Etude d'après nature, Fontainebleau
Attribué à Gustave Le Gray (1820-1884)
Etude d'après nature, Fontainebleau
Vers 1850
Epreuve sur papier salé à partir d'un négatif papier ciré sec
H. 17,5 ; L. 25,1 cm
© RMN-Grand Palais (Musée d'Orsay) / Hervé Lewandowski

Etude d'après nature, Fontainebleau


Malgré l'absence de signature ou de cachet, cette image, par son format, sa tonalité et sa provenance, semble pouvoir être attribuée à Gustave Le Gray. Issue de la collection d'André Jammes, elle faisait partie d'un ensemble de trois vues de Fontainebleau dont une au moins porte le cachet de Le Gray. Ces trois images avaient appartenu à un autre grand photographe français des années 1850, Charles Nègre (1820-1880).
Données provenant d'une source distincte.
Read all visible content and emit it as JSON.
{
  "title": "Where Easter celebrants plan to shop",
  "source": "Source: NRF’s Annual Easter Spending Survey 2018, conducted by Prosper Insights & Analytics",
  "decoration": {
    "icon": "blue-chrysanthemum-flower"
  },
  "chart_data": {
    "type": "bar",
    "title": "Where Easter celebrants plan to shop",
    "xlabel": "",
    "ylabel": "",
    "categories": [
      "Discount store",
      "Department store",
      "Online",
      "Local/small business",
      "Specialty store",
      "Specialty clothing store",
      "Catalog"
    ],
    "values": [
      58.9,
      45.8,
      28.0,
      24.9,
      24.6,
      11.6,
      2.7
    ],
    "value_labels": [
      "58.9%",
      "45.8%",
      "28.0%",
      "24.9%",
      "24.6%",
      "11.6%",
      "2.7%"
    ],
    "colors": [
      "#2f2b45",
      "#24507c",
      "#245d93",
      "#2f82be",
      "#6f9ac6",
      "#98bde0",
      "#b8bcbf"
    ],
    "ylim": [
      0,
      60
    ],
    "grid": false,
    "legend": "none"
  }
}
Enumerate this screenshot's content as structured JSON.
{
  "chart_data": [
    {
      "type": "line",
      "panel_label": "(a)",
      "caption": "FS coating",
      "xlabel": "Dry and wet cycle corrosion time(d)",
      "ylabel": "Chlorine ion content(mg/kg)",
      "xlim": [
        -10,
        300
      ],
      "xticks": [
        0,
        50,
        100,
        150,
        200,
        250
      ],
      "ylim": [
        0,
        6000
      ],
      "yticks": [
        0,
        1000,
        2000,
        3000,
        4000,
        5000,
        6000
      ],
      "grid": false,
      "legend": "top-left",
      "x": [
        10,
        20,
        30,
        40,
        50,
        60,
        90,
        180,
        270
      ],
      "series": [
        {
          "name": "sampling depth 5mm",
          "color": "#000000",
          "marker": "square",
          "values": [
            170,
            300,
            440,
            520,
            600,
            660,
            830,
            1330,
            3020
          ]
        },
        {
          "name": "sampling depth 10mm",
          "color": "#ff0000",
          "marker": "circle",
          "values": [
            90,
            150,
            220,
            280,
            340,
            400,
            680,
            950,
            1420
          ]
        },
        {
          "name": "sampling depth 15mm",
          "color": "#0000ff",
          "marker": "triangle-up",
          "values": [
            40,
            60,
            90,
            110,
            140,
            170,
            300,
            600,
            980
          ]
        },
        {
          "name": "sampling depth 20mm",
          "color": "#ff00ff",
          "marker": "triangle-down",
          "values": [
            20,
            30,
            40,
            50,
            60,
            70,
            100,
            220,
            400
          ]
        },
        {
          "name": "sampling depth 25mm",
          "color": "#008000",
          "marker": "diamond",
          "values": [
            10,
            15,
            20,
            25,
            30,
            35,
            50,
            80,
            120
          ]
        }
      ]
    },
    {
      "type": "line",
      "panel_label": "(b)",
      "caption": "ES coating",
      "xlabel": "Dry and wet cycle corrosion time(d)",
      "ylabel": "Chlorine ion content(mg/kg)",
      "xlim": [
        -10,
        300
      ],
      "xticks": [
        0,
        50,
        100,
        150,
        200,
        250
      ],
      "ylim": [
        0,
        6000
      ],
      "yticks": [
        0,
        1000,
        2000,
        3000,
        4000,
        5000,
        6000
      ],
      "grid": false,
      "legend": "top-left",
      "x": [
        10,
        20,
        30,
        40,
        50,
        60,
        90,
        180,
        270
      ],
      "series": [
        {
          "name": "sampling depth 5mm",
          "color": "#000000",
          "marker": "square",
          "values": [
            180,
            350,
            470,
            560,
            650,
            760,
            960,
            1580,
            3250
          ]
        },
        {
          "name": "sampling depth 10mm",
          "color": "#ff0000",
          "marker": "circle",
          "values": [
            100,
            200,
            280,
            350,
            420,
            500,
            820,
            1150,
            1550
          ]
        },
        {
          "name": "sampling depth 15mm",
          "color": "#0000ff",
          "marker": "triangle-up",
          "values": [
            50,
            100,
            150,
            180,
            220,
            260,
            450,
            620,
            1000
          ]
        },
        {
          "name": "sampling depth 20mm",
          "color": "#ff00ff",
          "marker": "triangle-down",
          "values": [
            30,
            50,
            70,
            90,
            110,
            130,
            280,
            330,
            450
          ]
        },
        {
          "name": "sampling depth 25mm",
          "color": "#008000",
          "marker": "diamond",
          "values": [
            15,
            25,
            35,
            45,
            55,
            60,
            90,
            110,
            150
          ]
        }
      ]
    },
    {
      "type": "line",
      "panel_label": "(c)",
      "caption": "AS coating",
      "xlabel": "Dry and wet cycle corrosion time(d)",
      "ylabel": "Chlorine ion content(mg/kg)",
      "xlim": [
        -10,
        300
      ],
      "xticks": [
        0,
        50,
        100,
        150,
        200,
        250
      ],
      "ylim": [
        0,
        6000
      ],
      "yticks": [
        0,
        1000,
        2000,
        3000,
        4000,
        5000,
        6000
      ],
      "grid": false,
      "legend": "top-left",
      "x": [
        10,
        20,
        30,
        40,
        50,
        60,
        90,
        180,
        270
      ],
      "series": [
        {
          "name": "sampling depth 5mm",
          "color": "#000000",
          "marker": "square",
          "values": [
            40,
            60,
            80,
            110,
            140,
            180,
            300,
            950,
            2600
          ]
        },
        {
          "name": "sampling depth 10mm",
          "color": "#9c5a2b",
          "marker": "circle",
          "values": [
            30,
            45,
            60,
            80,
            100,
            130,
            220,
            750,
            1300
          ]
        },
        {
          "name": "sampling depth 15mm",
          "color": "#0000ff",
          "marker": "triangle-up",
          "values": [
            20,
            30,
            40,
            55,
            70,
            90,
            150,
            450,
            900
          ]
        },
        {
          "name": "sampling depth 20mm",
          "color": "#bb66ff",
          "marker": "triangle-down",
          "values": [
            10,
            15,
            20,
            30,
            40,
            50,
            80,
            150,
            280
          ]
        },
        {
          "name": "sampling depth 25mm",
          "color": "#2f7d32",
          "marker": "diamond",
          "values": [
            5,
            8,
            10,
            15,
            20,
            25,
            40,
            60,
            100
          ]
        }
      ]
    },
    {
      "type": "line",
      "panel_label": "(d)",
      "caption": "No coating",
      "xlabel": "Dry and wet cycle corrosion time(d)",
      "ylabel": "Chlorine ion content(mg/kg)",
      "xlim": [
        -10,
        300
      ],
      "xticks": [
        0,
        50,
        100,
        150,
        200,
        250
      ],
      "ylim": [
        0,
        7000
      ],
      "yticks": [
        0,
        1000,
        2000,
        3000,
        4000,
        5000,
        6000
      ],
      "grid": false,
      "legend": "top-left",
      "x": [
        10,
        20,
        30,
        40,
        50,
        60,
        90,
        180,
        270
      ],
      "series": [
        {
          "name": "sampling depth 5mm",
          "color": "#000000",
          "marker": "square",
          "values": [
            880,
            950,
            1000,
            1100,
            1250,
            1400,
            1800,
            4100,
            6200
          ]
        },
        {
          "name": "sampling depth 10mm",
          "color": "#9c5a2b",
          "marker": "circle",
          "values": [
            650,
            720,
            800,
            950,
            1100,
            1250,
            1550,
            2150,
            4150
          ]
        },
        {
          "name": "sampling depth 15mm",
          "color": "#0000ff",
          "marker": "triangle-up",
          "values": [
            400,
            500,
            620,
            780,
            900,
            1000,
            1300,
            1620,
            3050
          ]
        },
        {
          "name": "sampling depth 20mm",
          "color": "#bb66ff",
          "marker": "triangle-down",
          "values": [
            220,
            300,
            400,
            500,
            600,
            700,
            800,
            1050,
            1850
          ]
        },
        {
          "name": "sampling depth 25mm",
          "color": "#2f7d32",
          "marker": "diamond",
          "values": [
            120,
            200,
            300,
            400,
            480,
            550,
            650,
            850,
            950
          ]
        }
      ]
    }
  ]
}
Pendant les années 1850, Le Gray sillonne la forêt de Fontainebleau, qu'il photographie tout d'abord à l'aide du négatif papier puis, sans doute à partir de 1855, avec du négatif verre au collodion. Jusqu'en 1860, il présente aux diverses expositions de photographies, à Paris comme à Londres, des paysages de Fontainebleau et des études d'arbres. Images poétiques, certes, mais également prouesses techniques. Dans un ouvrage publié en 1851, Le Gray explique que "la végétation et tous les objets verts en général demandant un temps plus considérable", pouvant nécessiter jusqu'à vingt minutes d'exposition.
Le Gray s'attache presque toujours à rendre les jeux subtils du soleil dans les feuilles et sur les troncs. En 1855, lors de la première exposition de la Société française de photographie, le critique Paul Périer qualifie ainsi une de ces études d'après nature de "remarquable par la subtilité de ses effets d'ombre et de lumière". Fragile équilibre entre des plages floues et des zones détaillées, cette image apparaît bien, en effet, comme un parfait exemple de ce "sacrifice des parties secondaires" alors prôné par Le Gray.